Sermon for Lent 1 Year B 2015
Deacon Jane Mills
The act of ‘giving things up for Lent’ has become part of our culture, with many people using the opportunity to ‘take a break’ from something that may be detrimental, such as too much chocolate or alcohol! It is at this time of year that people begin thinking about spring cleaning, as the days brighten outside we often want our homes to reflect that. Lent itself can be seen as an opportunity for us, as Christians, to ‘spring clean’ our lives too. It can be a time to look inward and discover the destructive habits we may have, those traits that are detrimental to our own health or to our relationships, and to get our lives and priorities back into perspective so that we may focus on those things God would want us to. There is so much we have to be thankful for, in our own gifts and in our lives, there can be so much we simply take for granted and we need to reflect and relearn the value of who we are and what we have.
Todays readings are full of promise, in Genesis we join Noah after the flood waters have subsided. God has cleansed his creation from all its corruption and is starting again with one family, yet the horror of all that loss seems to have changed many things and God declares that “Never again will all life be cut off by the waters of a flood; never again will there be a flood to destroy the earth." And goes on to establish a new covenant, signified by the rainbow, between God and “all life on the earth." Then in 1 Peter the water of the flood is compared to that of baptism, that sacrament considered to be one which cleans our souls. It is through the act of baptism that we can express our trust in Jesus, and in what he has achieved for us.

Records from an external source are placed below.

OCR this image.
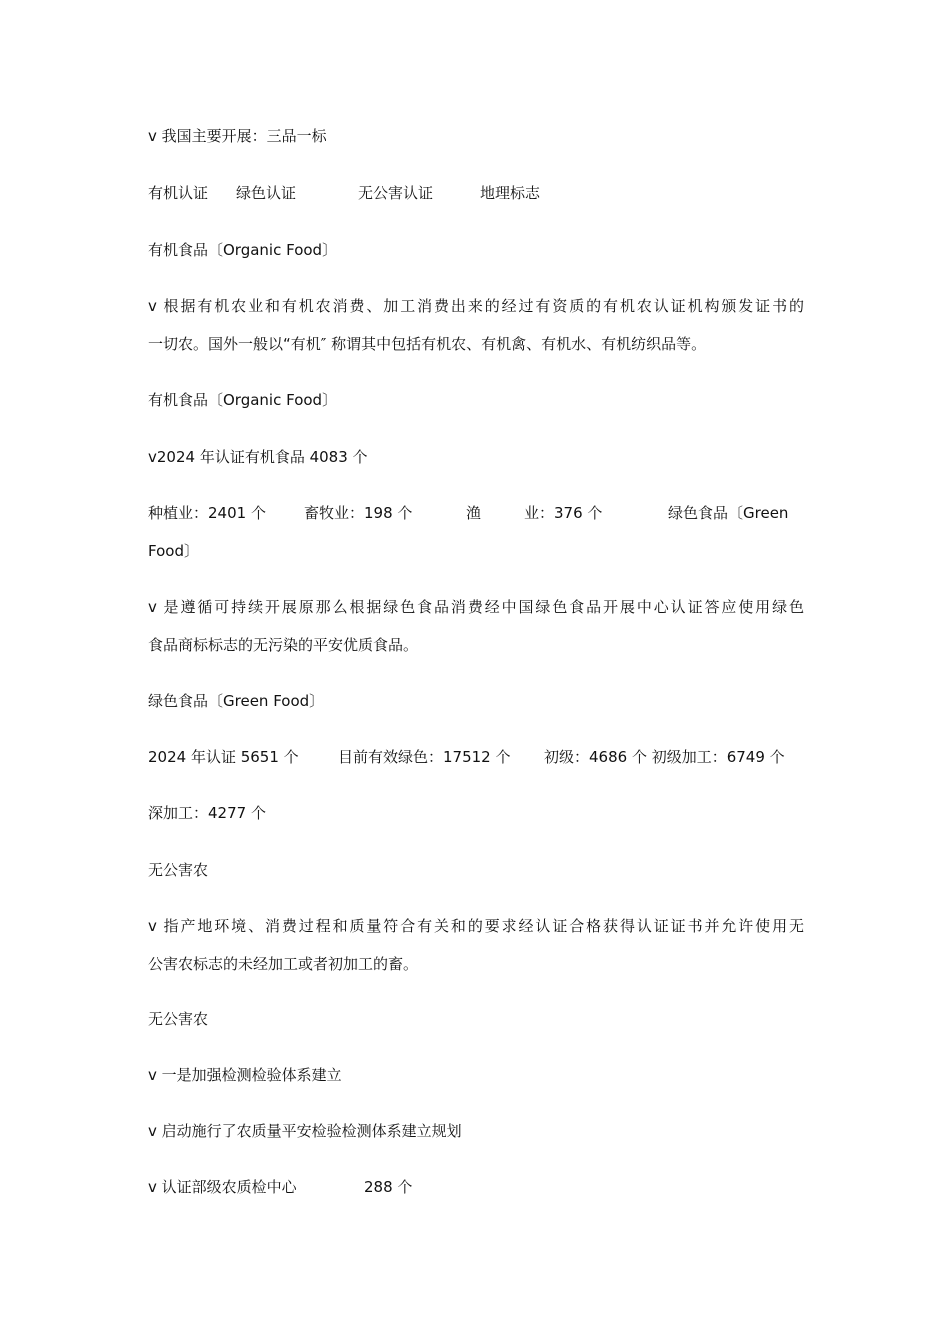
v 我国主要开展：三品一标
有机认证 绿色认证	无公害认证	地理标志
有机食品〔Organic Food〕
v 根据有机农业和有机农消费、加工消费出来的经过有资质的有机农认证机构颁发证书的
一切农。国外一般以“有机″ 称谓其中包括有机农、有机禽、有机水、有机纺织品等。
有机食品〔Organic Food〕
v2024 年认证有机食品 4083 个
种植业：2401 个	畜牧业：198 个	渔	业：376 个	绿色食品〔Green
Food〕
v 是遵循可持续开展原那么根据绿色食品消费经中国绿色食品开展中心认证答应使用绿色
食品商标标志的无污染的平安优质食品。
绿色食品〔Green Food〕
2024 年认证 5651 个	目前有效绿色：17512 个 初级：4686 个 初级加工：6749 个
深加工：4277 个
无公害农
v 指产地环境、消费过程和质量符合有关和的要求经认证合格获得认证证书并允许使用无
公害农标志的未经加工或者初加工的畜。
无公害农
v 一是加强检测检验体系建立
v 启动施行了农质量平安检验检测体系建立规划
v 认证部级农质检中心	288 个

A wonderful gift in its own right which can release us from inner conflict and give us the reassurance of forgiveness.
Then we heard the Gospel account of the start of Jesus’ ministry, his baptism, after which he was compelled to go into the wilderness and prepare for all that lies ahead. The version in Mark, brief though it is, manages in a few words to assert that Jesus is both God and human. The ‘sundering’ of heaven declares him as God, then the turmoil and temptation of the wilderness declare his very humanity. Many of us may be able to associate with that inner turmoil as we seek to find the correct path for our own lives.
The beginning of Lent is a good opportunity for us, as a church, to ask Jesus, in his humanity and divinity, to help us look at what we have. Too often we risk focussing on the negatives, ‘we used to have more children’ or ‘we are all getting so old’, rather than celebrating what we do have and valuing the people we do serve. We are truly blessed by the many people who are willing to give of their time and skills for the benefit of this church and community. All gifts are of equal value, no work that is done amongst us is insignificant - from maintaining our property to opening the church to visitors, from leadership to visiting the sick and praying for one another- all are integral to the life of this Church.
We also, at times, need to be reminded that our church is so much more that what happens in a certain room at a certain time, every person who walks through our doors should be as important to us as our ministers, leadership teams and staff; after all they are all equally important to God!
So it is that today that we celebrate all that happens in the life of our churches, and in doing so we recognise, and give thanks for, the work that is done by so many dedicated people. We also make a new commitment to recognising and using our own gifts, as we seek a renewed spirit of thanksgiving for all the good gifts and blessings we receive from God.